One thing I greatly appreciated in the UDL reading is that CAST practiced UDL in its presentation of the content, particularly with "top-down" networking through hyperlinking and sections labeled as "background knowledge". In addition, the writers of this "curriculum" embed multimedia presentations and videos. Often, educators of educators do not practice the methods they endorse, but CAST does.
Inspiration is a program that supports standard 3 of the CT language arts curriculum guide, which focuses on the writing process. For prewriting, Inspiration mind maps and diagrams allow students to plan and rehearse using images and words in a spatial web. The feature which transforms the data from an outline form to a diagram form and vice versa is particularly useful.
UDL is a pedagogy that seems to work best "in the clouds"--on the internet. One fear I have about CAST's approach is that it is so dependent on internet access that students who lack a home computer and network become disadvantaged. Ideally, in-class instruction that attempts to maximize options will extend outside of the class. How do we bring UDL into the home of a student who lacks the technology? For instance, suppose a student has a personal laptop supplied by his school for in-school use only. Suppose that student receives support for his reading through e-books that have text-to-speech features and hyperlinks to the definitions of challenging words. This level of support is warranted and deliberately employed by his teacher in the class.

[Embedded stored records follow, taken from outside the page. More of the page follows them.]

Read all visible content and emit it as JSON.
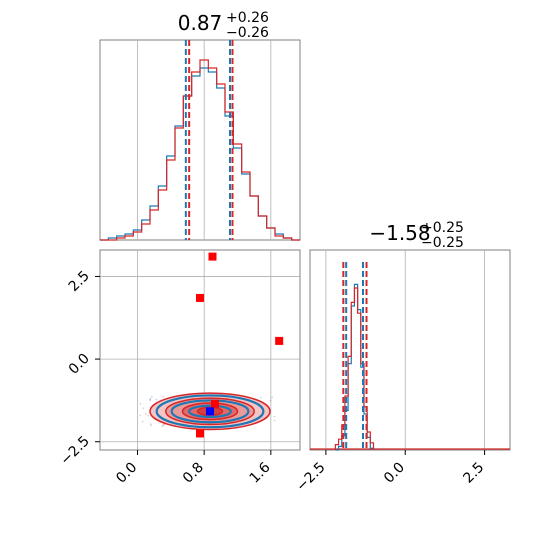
{
  "chart_data": {
    "type": "corner",
    "colors": {
      "blue": "#1f77b4",
      "red": "#d62728",
      "marker_red": "#ff0000",
      "marker_blue": "#0000ff"
    },
    "panels": [
      {
        "name": "hist-param1",
        "type": "histogram",
        "title": {
          "main": "0.87",
          "sup": "+0.26",
          "sub": "−0.26"
        },
        "xlim": [
          -0.45,
          1.95
        ],
        "series": [
          {
            "name": "",
            "color": "#1f77b4",
            "bins": [
              -0.45,
              -0.35,
              -0.25,
              -0.15,
              -0.05,
              0.05,
              0.15,
              0.25,
              0.35,
              0.45,
              0.55,
              0.65,
              0.75,
              0.85,
              0.95,
              1.05,
              1.15,
              1.25,
              1.35,
              1.45,
              1.55,
              1.65,
              1.75,
              1.85,
              1.95
            ],
            "counts": [
              0,
              1,
              2,
              3,
              5,
              10,
              17,
              27,
              42,
              57,
              72,
              82,
              86,
              84,
              76,
              62,
              46,
              33,
              22,
              12,
              6,
              3,
              1,
              0
            ],
            "quantile_lines": [
              0.58,
              1.11
            ]
          },
          {
            "name": "",
            "color": "#d62728",
            "bins": [
              -0.45,
              -0.35,
              -0.25,
              -0.15,
              -0.05,
              0.05,
              0.15,
              0.25,
              0.35,
              0.45,
              0.55,
              0.65,
              0.75,
              0.85,
              0.95,
              1.05,
              1.15,
              1.25,
              1.35,
              1.45,
              1.55,
              1.65,
              1.75,
              1.85,
              1.95
            ],
            "counts": [
              0,
              0,
              1,
              2,
              4,
              8,
              15,
              25,
              40,
              56,
              72,
              84,
              90,
              86,
              78,
              64,
              48,
              34,
              22,
              12,
              6,
              2,
              1,
              0
            ],
            "quantile_lines": [
              0.62,
              1.14
            ]
          }
        ]
      },
      {
        "name": "scatter-param1-param2",
        "type": "scatter+contour",
        "xlim": [
          -0.45,
          1.95
        ],
        "ylim": [
          -2.75,
          3.3
        ],
        "contours": [
          {
            "color": "#d62728",
            "center": [
              0.87,
              -1.58
            ],
            "radii": [
              [
                0.72,
                0.55
              ],
              [
                0.53,
                0.4
              ],
              [
                0.33,
                0.25
              ],
              [
                0.15,
                0.12
              ]
            ]
          },
          {
            "color": "#1f77b4",
            "center": [
              0.87,
              -1.58
            ],
            "radii": [
              [
                0.64,
                0.48
              ],
              [
                0.46,
                0.33
              ],
              [
                0.25,
                0.17
              ]
            ]
          }
        ],
        "markers": [
          {
            "color": "#ff0000",
            "x": 0.75,
            "y": 1.85
          },
          {
            "color": "#ff0000",
            "x": 0.9,
            "y": 3.1
          },
          {
            "color": "#ff0000",
            "x": 1.7,
            "y": 0.55
          },
          {
            "color": "#ff0000",
            "x": 0.75,
            "y": -2.25
          },
          {
            "color": "#ff0000",
            "x": 0.93,
            "y": -1.35
          },
          {
            "color": "#0000ff",
            "x": 0.87,
            "y": -1.58
          }
        ],
        "xticks": [
          0.0,
          0.8,
          1.6
        ],
        "xticklabels": [
          "0.0",
          "0.8",
          "1.6"
        ],
        "yticks": [
          2.5,
          0.0,
          -2.5
        ],
        "yticklabels": [
          "2.5",
          "0.0",
          "−2.5"
        ]
      },
      {
        "name": "hist-param2",
        "type": "histogram",
        "title": {
          "main": "−1.58",
          "sup": "+0.25",
          "sub": "−0.25"
        },
        "xlim": [
          -3.0,
          3.3
        ],
        "series": [
          {
            "name": "",
            "color": "#1f77b4",
            "bins": [
              -2.2,
              -2.1,
              -2.0,
              -1.9,
              -1.8,
              -1.7,
              -1.6,
              -1.5,
              -1.4,
              -1.3,
              -1.2,
              -1.1,
              -1.0
            ],
            "counts": [
              0,
              2,
              8,
              22,
              48,
              80,
              92,
              78,
              46,
              20,
              7,
              1
            ],
            "quantile_lines": [
              -1.86,
              -1.33
            ]
          },
          {
            "name": "",
            "color": "#d62728",
            "bins": [
              -2.2,
              -2.1,
              -2.0,
              -1.9,
              -1.8,
              -1.7,
              -1.6,
              -1.5,
              -1.4,
              -1.3,
              -1.2,
              -1.1,
              -1.0
            ],
            "counts": [
              3,
              6,
              14,
              30,
              52,
              82,
              90,
              76,
              48,
              24,
              10,
              4
            ],
            "quantile_lines": [
              -1.95,
              -1.22
            ]
          }
        ],
        "xticks": [
          -2.5,
          0.0,
          2.5
        ],
        "xticklabels": [
          "−2.5",
          "0.0",
          "2.5"
        ]
      }
    ]
  }
}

What happens though when he goes home and wants to read independently for pleasure or complete his homework using the same support system? Several of his classmates become self-reliant with e-books and their parents purchase e-book readers for them. Where does that leave our student who must, for instance, manually and rapidly flip through a dictionary to comprehend a text, while his counterparts simply enter words into dictionary.com or move the cursor over the word in their e-reader and a footnoted definition magically appears? UDL obviously favors those who have home technology to match the supports offered at school. This does not undermine UDL's pedagogy and I'm sure the creative teacher would be able to overcome any home obstacles. However, to use the architectural analogy, having a ramp at home would make having a ramp at school less of a tease.